This proposal investigates the regulation of three selected genes that encode proteins that are critical for anaphylaxis that is mediated by IgE and mast cells (MCs). MCs release inflammatory mediators, including histamine, in response to antigen crosslinking of the IgE/FceRI complex; these mediators play a major role in causing IgE-mediated anaphylactic shock. Although much is known about the proteins that are involved in MC activation, signal transduction and mediator synthesis, little is known about how the genes that encode these critical proteins are regulated. We and others have demonstrated that the transcription factors (TFs) GATA2 and MITF are essential for MC development and maintenance. However, it remains largely unexplored how these and additional TFs interact with their target enhancers to regulate the expression of target genes that are important in mediating histamine synthesis, MC activation, and IgE-mediated disorders, including anaphylaxis and food allergy.

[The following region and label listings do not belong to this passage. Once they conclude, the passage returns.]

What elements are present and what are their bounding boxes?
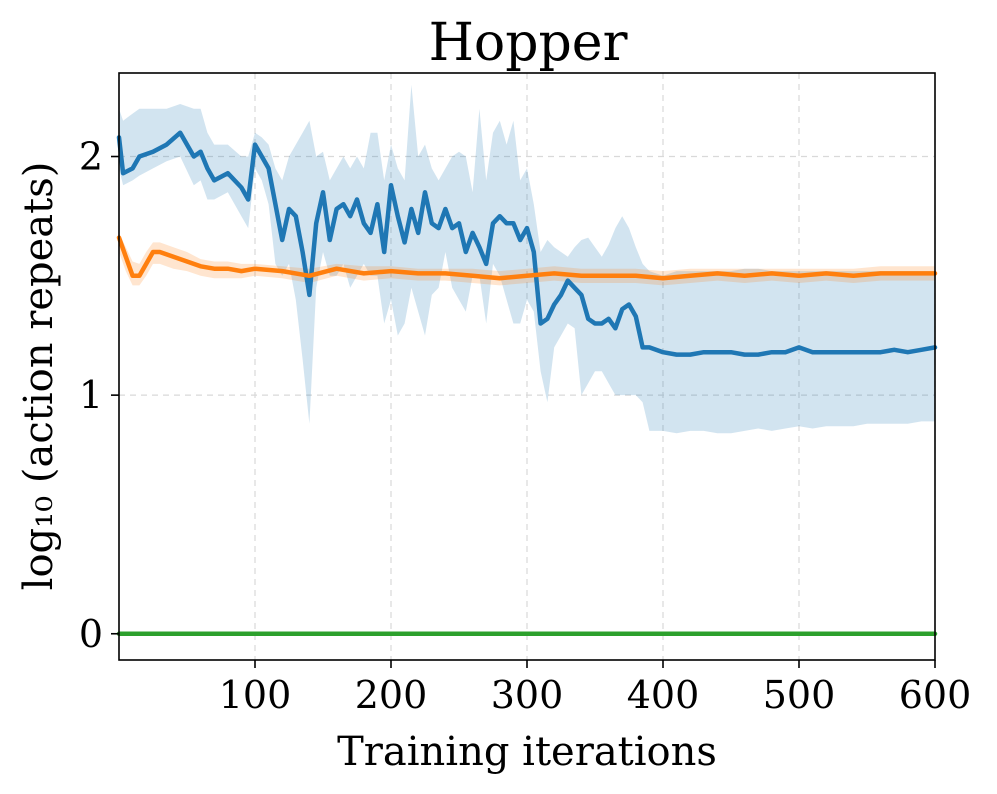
x-tick-label: 500 xyxy=(763,673,836,717)
x-tick-label: 100 xyxy=(219,673,292,717)
y-tick-label: 2 xyxy=(79,135,103,179)
chart-title: Hopper xyxy=(429,13,628,73)
x-tick-label: 200 xyxy=(355,673,428,717)
x-tick-label: 300 xyxy=(491,673,564,717)
series-lines xyxy=(116,130,938,637)
x-tick-label: 400 xyxy=(627,673,700,717)
x-axis-label: Training iterations xyxy=(337,729,717,775)
series-blue-line xyxy=(116,130,938,357)
series-blue-band xyxy=(119,84,935,434)
y-tick-label: 0 xyxy=(79,612,103,656)
y-axis-label: log₁₀ (action repeats) xyxy=(16,162,62,591)
x-tick-label: 600 xyxy=(899,673,972,717)
y-tick-label: 1 xyxy=(79,373,103,417)
series-orange-line xyxy=(116,235,938,281)
axis-ticks: 100 200 300 400 500 600 0 1 2 xyxy=(79,135,971,717)
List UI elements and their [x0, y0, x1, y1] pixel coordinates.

Our long-term goal is to enhance fundamental understanding of the regulation of MC genes that influence food allergy susceptibility and severity. Our central hypothesis is that GATA2 and MITF detect MC activation signals, induce chromatin accessibility in genes essential in the anaphylactic pathway, and recruit other TFs to form a promoter/enhancer transcription complex that activates Hdc gene transcription in a switch-like manner (Hdc encodes histidine decarboxylase, the rate limiting enzyme in histamine synthesis). This central hypothesis is strongly supported by our preliminary data and will be tested in 3 aims that are conceptually innovative and make use of innovative technology.
In Aim 1, we will determine how the TFs GATA2, MITF, MECOM and their target promoters and enhancers regulate the expression of Hdc and two other genes that are essential in the IgE/MC-mediated anaphylactic pathway: Fcer1a, which encodes the IgE- binding chain of the high affinity IgE receptor, and Pi3p85, which encodes the P85 regulatory chain of PI3K kinase, a signaling molecule required for MC degranulation.
In Aim2, we will identify the enhancers and their associated TFs that regulate these genes in humans.
In Aim3, we will analyze the function of Hdc enhancers in IgE/MC-mediated anaphylaxis. Upon completion of the planned studies, we will understand substantially more about the mechanisms through which MCs mediate anaphylaxis in both mouse and human. The acquired knowledge should promote understanding of gene regulation in general and the regulation of genes that influence food allergy susceptibility and severity in particular. As a result, these studies should promote the development of effective interventions to prevent and treat food allergy and other IgE-mediated allergic disorders.
The incidence of food-induced anaphylaxis has risen rapidly, especially in children, in developed countries during the past several decades and continues to rise. This proposal systematically analyzes how enhancers and their associated transcription factors regulate genes that are essential for IgE/mast cell-mediated anaphylaxis. Our observations would further understanding of the regulation of genes that promote food allergy susceptibility and severity and aid in the development of interventions to prevent and treat food allergy and other IgE-mediated allergic disorders.